Sin embargo, hay una gran verdad en todo esto, y es que de la vida no se sale intacto. Si pensamos en todo aquello que nos puede pasar mientras vivimos, no haríamos absolutamente nada. El deporte te lesiona, enamorarte te rompe el corazón, viajar es complicado, emprender es un riesgo, tener hijos es un lío. Hacer una campaña más… ¿y si no gusta?
Vivir, acojona.
Por eso decidimos acumular todos los riesgos posibles en un único personaje, Karra Elejalde. Y lo escribimos pensando en él. Un actor que no solo ha demostrado un talento deslumbrante en cada una de sus películas, sino que ese destello en la gravedad de su voz, en su carisma, ese aspecto de Gargamel, ese gruñir, ese reír, esa ternura no impostada, esa sonrisa desde las tripas, ese hombre, es un poco todos nosotros, que se nos encienden los altos hornos, y se nos ablanda el corazón varias veces en el mismo día.
Pero necesitábamos que esa transformación no adoctrinara. Y es ahí cuando la realidad de lo que estamos viviendo nos da la clave. La respuesta a veces no está en lo que uno cree, sino en lo que ve. Y vimos a Victoria Torres, nuestra viticultora de La Palma. Nos la encontramos por accidente en un informativo, contando como sus abuelos, sus padres, criados sobre ceniza volcánica, con el colegio en medio de dos volcanes, ya habían vivido la furia de su tierra hace cincuenta años. Pero que pese a todo, su obligación era seguir, porque esta es su casa, porque quiere, porque es importante y porque es su deber.
Ver cómo la lava se engulle tu vida y la de tantos ciudadanos, es para tener miedo, miedo del de verdad. Y si ella era capaz de seguir adelante, quizá, nosotros, escuchándola, podríamos también.
El mensaje sólo trata de inspirar a través de la fortaleza de otros porque el ejemplo de ese pueblo puede animarnos, como lo hacía Gila desde la tumba, a abrir los ojos a nuestro alrededor, y a volver a creer en todo aquello que hace que la vida sea acojonante.
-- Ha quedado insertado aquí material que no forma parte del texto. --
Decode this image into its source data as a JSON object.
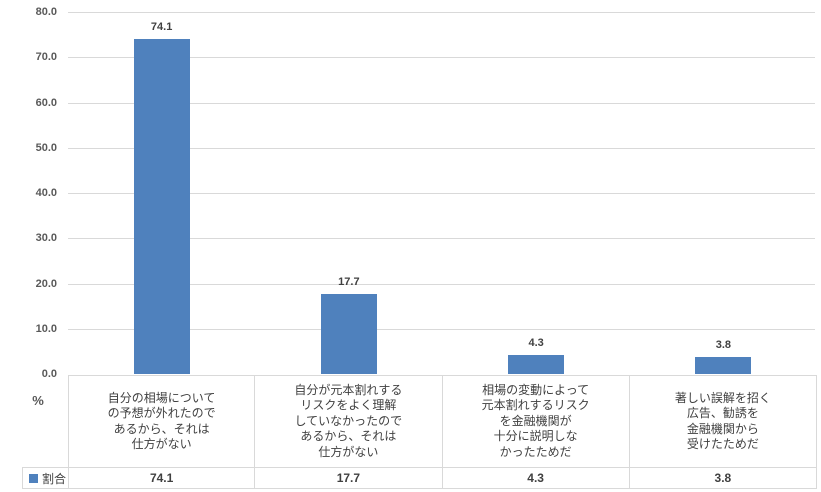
{
  "chart_data": {
    "type": "bar",
    "title": "",
    "xlabel": "",
    "ylabel": "%",
    "ylim": [
      0,
      80
    ],
    "ytick_step": 10,
    "ytick_labels": [
      "0.0",
      "10.0",
      "20.0",
      "30.0",
      "40.0",
      "50.0",
      "60.0",
      "70.0",
      "80.0"
    ],
    "grid": true,
    "legend_position": "bottom-table",
    "categories": [
      "自分の相場についての予想が外れたのであるから、それは仕方がない",
      "自分が元本割れするリスクをよく理解していなかったのであるから、それは仕方がない",
      "相場の変動によって元本割れするリスクを金融機関が十分に説明しなかったためだ",
      "著しい誤解を招く広告、勧誘を金融機関から受けたためだ"
    ],
    "categories_lines": [
      [
        "自分の相場について",
        "の予想が外れたので",
        "あるから、それは",
        "仕方がない"
      ],
      [
        "自分が元本割れする",
        "リスクをよく理解",
        "していなかったので",
        "あるから、それは",
        "仕方がない"
      ],
      [
        "相場の変動によって",
        "元本割れするリスク",
        "を金融機関が",
        "十分に説明しな",
        "かったためだ"
      ],
      [
        "著しい誤解を招く",
        "広告、勧誘を",
        "金融機関から",
        "受けたためだ"
      ]
    ],
    "series": [
      {
        "name": "割合",
        "values": [
          74.1,
          17.7,
          4.3,
          3.8
        ]
      }
    ],
    "value_labels": [
      "74.1",
      "17.7",
      "4.3",
      "3.8"
    ]
  },
  "colors": {
    "bar": "#4F81BD",
    "gridline": "#D9D9D9",
    "table_border": "#D9D9D9",
    "axis_text": "#595959",
    "value_text": "#404040",
    "category_text": "#404040"
  }
}
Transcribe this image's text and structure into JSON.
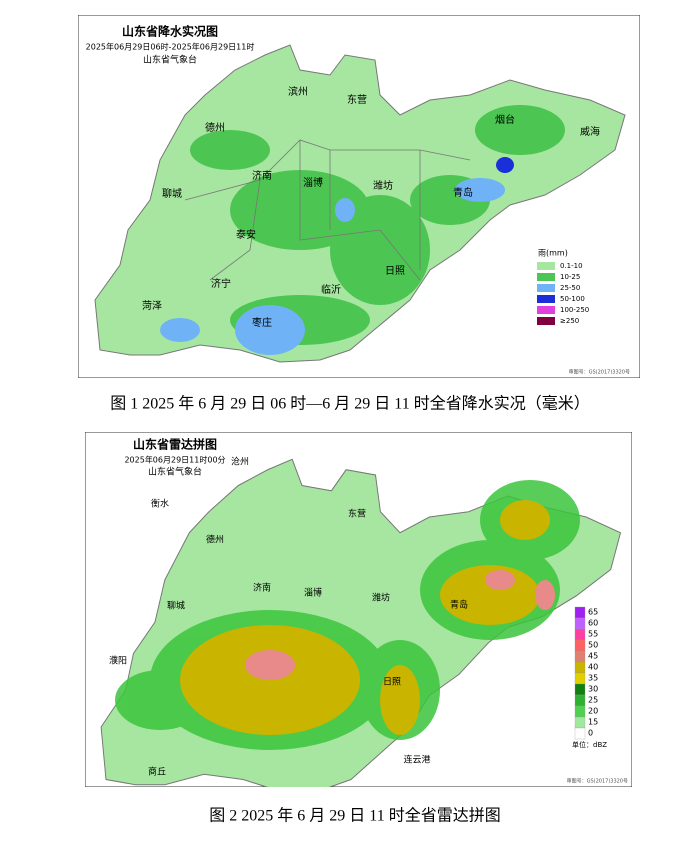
{
  "figure1": {
    "title": "山东省降水实况图",
    "time": "2025年06月29日06时-2025年06月29日11时",
    "issuer": "山东省气象台",
    "cities": [
      "滨州",
      "东营",
      "德州",
      "烟台",
      "威海",
      "济南",
      "淄博",
      "潍坊",
      "青岛",
      "聊城",
      "泰安",
      "日照",
      "济宁",
      "临沂",
      "菏泽",
      "枣庄"
    ],
    "legend": {
      "title": "雨(mm)",
      "items": [
        "0.1-10",
        "10-25",
        "25-50",
        "50-100",
        "100-250",
        "≥250"
      ]
    },
    "approval": "审图号：GS(2017)3320号",
    "caption": "图 1 2025 年 6 月 29 日 06 时—6 月 29 日 11 时全省降水实况（毫米）"
  },
  "figure2": {
    "title": "山东省雷达拼图",
    "time": "2025年06月29日11时00分",
    "issuer": "山东省气象台",
    "cities": [
      "沧州",
      "衡水",
      "德州",
      "东营",
      "济南",
      "淄博",
      "潍坊",
      "聊城",
      "青岛",
      "濮阳",
      "日照",
      "连云港",
      "商丘"
    ],
    "legend": {
      "values": [
        65,
        60,
        55,
        50,
        45,
        40,
        35,
        30,
        25,
        20,
        15,
        0
      ],
      "unit": "单位：dBZ"
    },
    "approval": "审图号：GS(2017)3320号",
    "caption": "图 2 2025 年 6 月 29 日 11 时全省雷达拼图"
  }
}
Acojonante es tener a Iciar Bollaín, su cabeza y su corazón, en el equipo.
Acojonante es que millones de personas se sonrían con tu mensaje, y que por un rato, descubran que su miedo también es su poder.
Acojonante es trabajar con la gente que quieres.
Acojonante es que una marca de embutidos, como decimos con Javier Portillo, director de marketing, ya no nos pertenezca ni a Campofrío, ni a nosotras, ni a nadie, sino que sea de la gente, que cada año se cuele en su vida y nos pida un poco más…aunque acojone.